現代自動車グループは2028年までに年間3万台規模のロボット生産体制を構築し、現代自動車・KIAの生産現場に2万5000台以上を導入する計画だ。アトラスは2028年から米国ジョージア州の工場HMGMAで部品分類のためのシーケンス作業に優先投入され、2030年からは部品組立を担当するなど作業範囲を段階的に拡大する予定である。今後、インド・プネ工場や韓国内の蔚山電気自動車専用工場など新規拠点を中心にSDF技術が拡大適用される。
現代自動車グループは「ロボティクス部品購買室」も新設した。ここではソ・ヒョンソン前北京現代発展企画本部長(常務)が室長に選任された。ボストン・ダイナミクスがアトラスの量産体制に入ったなか、現代自動車グループのレベルで部品購買と原価競争力確保を支援する措置とみられる。ソ常務は外部のロボット部品メーカーから部品を効率的に調達すると同時に、グループ系列会社間の部品取引を支援する役割も担う。

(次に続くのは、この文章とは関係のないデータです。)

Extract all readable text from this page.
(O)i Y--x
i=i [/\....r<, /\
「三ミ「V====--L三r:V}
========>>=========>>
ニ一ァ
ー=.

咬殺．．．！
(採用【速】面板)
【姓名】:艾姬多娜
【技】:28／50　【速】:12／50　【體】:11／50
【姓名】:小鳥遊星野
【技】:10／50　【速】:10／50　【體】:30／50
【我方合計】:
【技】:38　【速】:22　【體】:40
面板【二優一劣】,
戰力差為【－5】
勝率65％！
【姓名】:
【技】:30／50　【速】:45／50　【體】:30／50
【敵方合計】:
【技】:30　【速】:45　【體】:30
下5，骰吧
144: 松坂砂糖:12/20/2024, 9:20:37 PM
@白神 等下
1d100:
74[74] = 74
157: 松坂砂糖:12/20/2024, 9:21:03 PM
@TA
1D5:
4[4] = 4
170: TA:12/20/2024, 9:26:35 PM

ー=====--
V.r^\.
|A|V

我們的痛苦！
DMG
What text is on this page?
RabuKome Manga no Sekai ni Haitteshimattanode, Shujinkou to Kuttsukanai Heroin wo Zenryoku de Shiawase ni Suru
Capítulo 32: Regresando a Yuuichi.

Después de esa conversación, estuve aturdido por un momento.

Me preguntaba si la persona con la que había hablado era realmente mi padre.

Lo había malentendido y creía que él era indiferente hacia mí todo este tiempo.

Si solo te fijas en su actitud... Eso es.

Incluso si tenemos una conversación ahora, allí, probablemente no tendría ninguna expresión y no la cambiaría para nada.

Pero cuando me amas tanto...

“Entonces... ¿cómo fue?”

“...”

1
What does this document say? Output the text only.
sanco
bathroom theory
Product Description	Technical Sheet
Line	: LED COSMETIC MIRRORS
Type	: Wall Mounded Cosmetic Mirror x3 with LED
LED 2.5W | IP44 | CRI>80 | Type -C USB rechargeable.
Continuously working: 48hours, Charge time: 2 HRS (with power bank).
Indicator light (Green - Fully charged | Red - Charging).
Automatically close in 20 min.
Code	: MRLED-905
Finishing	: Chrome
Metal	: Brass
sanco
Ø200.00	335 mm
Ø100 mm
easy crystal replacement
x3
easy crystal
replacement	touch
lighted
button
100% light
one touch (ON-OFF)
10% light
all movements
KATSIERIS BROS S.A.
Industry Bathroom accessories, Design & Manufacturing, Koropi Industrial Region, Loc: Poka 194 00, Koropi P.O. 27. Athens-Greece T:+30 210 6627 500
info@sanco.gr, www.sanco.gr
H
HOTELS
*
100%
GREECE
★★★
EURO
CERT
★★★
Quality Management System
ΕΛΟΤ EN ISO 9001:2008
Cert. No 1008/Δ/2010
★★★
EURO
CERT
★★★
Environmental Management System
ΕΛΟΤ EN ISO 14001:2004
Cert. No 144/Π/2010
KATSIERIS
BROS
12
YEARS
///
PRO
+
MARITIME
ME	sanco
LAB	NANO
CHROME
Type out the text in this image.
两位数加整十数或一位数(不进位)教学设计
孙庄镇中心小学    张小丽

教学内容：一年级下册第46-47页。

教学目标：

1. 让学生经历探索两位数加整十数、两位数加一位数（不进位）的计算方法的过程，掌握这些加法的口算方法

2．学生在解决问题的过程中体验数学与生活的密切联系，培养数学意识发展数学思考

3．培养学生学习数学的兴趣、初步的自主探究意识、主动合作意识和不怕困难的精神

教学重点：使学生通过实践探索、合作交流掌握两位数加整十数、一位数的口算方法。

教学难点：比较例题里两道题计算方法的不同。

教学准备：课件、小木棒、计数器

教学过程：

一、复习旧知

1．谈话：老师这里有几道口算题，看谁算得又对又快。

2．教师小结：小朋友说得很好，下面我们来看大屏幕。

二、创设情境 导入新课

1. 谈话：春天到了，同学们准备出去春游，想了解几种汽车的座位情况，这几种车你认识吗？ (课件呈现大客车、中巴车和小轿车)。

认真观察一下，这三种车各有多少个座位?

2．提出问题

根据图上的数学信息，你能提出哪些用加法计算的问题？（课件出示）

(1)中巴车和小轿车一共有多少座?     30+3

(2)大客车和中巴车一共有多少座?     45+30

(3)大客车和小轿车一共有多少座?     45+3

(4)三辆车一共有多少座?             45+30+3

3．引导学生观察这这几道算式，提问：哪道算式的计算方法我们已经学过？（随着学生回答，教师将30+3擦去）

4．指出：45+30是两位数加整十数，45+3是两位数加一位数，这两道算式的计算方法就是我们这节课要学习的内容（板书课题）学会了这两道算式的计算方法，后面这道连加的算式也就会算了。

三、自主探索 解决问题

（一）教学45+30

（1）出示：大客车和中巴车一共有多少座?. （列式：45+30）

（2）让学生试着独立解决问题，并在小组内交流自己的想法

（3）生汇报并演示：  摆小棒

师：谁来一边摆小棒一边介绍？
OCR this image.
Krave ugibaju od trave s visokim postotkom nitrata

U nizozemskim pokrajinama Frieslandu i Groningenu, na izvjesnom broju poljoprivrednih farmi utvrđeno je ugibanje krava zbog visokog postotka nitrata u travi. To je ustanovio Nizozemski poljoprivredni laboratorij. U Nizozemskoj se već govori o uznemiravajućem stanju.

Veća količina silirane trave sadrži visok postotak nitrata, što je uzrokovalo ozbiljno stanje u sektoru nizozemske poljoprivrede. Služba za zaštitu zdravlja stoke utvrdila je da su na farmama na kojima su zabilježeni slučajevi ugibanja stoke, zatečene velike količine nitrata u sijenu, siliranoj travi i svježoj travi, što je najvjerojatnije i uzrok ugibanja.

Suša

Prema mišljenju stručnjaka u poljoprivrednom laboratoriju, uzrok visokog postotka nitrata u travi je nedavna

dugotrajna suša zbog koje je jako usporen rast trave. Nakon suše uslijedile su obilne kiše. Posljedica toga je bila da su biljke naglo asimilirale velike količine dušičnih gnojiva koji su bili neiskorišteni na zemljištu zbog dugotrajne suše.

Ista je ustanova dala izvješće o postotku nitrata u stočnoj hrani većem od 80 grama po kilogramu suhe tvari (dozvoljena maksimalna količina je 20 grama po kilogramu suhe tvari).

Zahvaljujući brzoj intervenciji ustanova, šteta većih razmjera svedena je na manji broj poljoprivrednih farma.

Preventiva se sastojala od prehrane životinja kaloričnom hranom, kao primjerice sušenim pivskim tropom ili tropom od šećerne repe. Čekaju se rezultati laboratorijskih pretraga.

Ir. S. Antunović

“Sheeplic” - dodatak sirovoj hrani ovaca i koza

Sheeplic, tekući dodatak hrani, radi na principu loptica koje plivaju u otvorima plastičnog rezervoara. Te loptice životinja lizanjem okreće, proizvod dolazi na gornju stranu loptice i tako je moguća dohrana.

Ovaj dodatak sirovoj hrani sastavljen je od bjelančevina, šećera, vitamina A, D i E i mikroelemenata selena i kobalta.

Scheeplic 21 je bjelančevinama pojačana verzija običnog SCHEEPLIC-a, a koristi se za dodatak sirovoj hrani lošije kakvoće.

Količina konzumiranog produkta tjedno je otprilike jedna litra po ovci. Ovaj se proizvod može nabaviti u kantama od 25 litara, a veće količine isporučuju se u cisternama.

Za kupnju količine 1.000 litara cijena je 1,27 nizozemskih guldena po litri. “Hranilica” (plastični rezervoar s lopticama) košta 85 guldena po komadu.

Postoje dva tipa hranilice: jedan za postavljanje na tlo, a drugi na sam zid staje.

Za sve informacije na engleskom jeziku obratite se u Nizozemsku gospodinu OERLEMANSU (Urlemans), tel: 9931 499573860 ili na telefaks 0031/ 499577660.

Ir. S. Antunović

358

先立ってボストン・ダイナミクスは、アトラスに搭載されるアクチュエーター(駆動装置)をはじめ、グリッパー(ロボットハンド)、ヘッドモジュールなど中核部品6種の量産を現代モービスに要請したとされる。現代自動車グループは当該部品の想定生産量、収益性などを総合的に勘案し、自社生産の可否を決める予定である。業界の一部では、ソ常務が北京現代で中国市場の経験を積んだだけに、原価削減とサプライチェーン多角化の観点から中国製部品の活用策が検討され得るとの観測も出ている。
一方、現代自動車グループは海外渉外業務を担当するGPO(Global Policy Office)傘下に外交・通商・関税を専担する「グローバル通商戦略室」を新設し、産業通商部(韓国の産業通商資源省)出身のチャン・ジェリャン常務を室長に選任した。米国の関税や中東情勢の不安定化などグローバル通商環境の変化に対応する次元とみられる。現代自動車・KIAは昨年、米国の関税で総額7兆2000億ウォンの費用を負担し、合算営業利益が前年比23.6%減少した経緯がある。